On peut aussi enregistrer en temps réel, avec l’aide d’un métronome, en maintenant les touches Play et Record. Dans ce mode, on entre les pads en temps réel, avec leurs deux zones de vélocité 100 / 127 si la fonction est activée ; on peut aussi entrer la vélocité précise avec un clavier MIDI externe. La rythmique est automatiquement quantifiée sur le pas le plus proche (pas de micro-timing). La fonction Roll permet d’enregistrer des roulements automatiques sur différentes divisions temporelles (1/8, 1/8T, 1/16, 1/32). En mode temps réel, on peut aussi enregistrer le mouvement des commandes de synthèse pour chaque instrument. L’enregistrement n’est pas arrêté après la première boucle, si bien qu’on écrase les valeurs si on arrête de bouger les commandes alors que la touche REC est toujours activée. Nous avons suggéré une mise à jour, peut-être aura-t-on un jour les deux modes au choix. Dommage aussi qu’on ne puisse automatiser les paramètres d’effets, cela aurait notamment permis d’actionner le compresseur en rythme. Signalons la possibilité, intéressante, de copier/coller des pas ou motifs. Pour les musiciens en manque d’inspiration, une fonction Random permet de créer des lignes rythmiques par élément ou sur le motif complet. Chose curieuse assumée par le constructeur, les motifs ne sauvegardent pas les numéros de kit ; changer un motif ne change pas le kit en cours. De même, on ne peut programmer le changement de type d’instrument à chaque pas…
Motifs arrangés
En plus des automations, il existe d’autres fonctions très intéressantes pour faire bouger davantage les motifs rythmiques. Pour commencer, rien de tel qu’un petit peu de swing, réglable entre 50 et 70%. Encore mieux, Humanize crée des variations aléatoires, plus ou moins prononcées suivant réglage, à chaque boucle d’un motif, tant au plan du calage temporel que de la vélocité ; le réglage est global pour toute la machine, pas par motif. Enfin, Stutter est un effet MIDI que l’on enclenche avec le bouton éponyme.
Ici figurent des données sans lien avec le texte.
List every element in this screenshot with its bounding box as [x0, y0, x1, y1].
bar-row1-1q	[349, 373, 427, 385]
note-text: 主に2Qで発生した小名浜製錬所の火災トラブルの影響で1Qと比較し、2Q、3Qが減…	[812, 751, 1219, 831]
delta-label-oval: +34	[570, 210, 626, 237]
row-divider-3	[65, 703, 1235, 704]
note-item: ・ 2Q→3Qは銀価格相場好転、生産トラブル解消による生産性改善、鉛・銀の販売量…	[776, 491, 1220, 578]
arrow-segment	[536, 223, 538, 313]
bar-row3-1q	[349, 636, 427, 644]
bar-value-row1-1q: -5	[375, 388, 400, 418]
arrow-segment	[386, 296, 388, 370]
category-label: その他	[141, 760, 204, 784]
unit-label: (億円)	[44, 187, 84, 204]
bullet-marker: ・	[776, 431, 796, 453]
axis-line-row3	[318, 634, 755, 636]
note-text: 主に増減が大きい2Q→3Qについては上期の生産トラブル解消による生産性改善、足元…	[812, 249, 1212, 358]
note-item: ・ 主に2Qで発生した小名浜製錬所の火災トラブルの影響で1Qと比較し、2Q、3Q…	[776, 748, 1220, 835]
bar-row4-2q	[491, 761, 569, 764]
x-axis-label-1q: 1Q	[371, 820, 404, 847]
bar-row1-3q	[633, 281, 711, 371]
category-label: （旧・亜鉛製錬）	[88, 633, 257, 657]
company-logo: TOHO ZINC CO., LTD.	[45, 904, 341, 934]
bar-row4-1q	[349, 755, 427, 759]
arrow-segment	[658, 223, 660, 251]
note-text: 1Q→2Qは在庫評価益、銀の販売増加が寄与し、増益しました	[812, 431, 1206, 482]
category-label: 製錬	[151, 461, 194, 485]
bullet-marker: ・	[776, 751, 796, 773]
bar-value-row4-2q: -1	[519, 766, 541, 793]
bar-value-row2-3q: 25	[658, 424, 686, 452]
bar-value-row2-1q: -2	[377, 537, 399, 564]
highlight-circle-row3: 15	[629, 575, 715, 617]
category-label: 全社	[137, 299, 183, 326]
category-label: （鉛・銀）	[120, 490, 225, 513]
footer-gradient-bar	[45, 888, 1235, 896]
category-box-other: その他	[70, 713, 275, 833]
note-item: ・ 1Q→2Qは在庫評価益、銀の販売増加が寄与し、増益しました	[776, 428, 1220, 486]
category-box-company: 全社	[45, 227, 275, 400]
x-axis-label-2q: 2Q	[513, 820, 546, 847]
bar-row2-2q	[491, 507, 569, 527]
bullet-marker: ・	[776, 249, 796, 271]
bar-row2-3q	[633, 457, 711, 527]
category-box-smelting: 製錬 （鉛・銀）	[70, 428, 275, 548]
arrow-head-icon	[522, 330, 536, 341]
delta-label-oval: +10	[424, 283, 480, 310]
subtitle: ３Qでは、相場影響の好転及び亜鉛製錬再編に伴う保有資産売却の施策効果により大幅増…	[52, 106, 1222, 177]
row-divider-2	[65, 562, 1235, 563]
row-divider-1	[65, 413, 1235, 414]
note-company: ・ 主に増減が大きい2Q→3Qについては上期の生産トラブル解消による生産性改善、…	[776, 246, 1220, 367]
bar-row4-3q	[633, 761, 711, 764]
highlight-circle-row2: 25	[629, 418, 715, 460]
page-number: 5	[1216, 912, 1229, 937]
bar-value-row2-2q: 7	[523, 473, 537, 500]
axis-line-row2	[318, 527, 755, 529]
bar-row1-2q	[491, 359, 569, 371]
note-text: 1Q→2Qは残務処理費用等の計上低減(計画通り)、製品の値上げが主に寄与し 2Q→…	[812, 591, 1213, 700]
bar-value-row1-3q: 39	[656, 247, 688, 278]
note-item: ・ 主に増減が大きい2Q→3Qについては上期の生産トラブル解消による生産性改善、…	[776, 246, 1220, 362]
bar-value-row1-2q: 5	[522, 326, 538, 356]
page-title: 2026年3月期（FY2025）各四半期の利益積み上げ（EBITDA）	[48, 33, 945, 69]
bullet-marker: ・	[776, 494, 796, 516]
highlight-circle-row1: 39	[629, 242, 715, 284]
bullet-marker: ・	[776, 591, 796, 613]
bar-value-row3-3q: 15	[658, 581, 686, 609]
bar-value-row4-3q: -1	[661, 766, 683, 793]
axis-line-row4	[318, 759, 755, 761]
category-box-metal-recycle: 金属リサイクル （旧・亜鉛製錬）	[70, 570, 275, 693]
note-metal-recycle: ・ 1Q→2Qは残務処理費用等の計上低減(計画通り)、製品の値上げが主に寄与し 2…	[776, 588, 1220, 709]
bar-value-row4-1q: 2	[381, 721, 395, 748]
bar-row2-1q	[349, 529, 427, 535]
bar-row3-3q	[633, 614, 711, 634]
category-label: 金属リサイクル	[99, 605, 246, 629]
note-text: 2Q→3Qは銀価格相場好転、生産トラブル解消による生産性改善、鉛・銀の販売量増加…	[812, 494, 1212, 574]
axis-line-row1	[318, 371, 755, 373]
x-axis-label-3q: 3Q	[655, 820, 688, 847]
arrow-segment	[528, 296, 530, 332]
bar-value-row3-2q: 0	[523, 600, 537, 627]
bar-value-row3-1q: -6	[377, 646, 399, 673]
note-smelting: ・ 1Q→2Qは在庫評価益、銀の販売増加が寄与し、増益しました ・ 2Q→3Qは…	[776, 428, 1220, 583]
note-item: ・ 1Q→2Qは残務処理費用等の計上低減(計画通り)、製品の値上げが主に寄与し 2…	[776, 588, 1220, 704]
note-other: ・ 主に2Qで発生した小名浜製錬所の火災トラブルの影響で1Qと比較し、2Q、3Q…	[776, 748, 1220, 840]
Il y a 10 types de Stutter : certains forcent certains éléments du motif à jouer en boucles de différentes tailles (3, 4, 6, 8 pas), d’autres créent des fill-in (2 types), d’autres des variations de hauteur à chaque pas (vers le haut ou vers le bas), d’autres enfin créent des vélocités aléatoires en boucle (sur 3 ou 4 pas). Avec le réglage de quantité, on définit le nombre d’éléments du motif concernés par l’effet (de 1 à 12 instruments qui se cumulent dans un ordre donné). C’est une idée aussi originale qu’excellente pour créer rapidement des variations rythmiques en temps réel, on aurait aimé encore plus de types et la possibilité de choisir plus précisément les instruments concernés.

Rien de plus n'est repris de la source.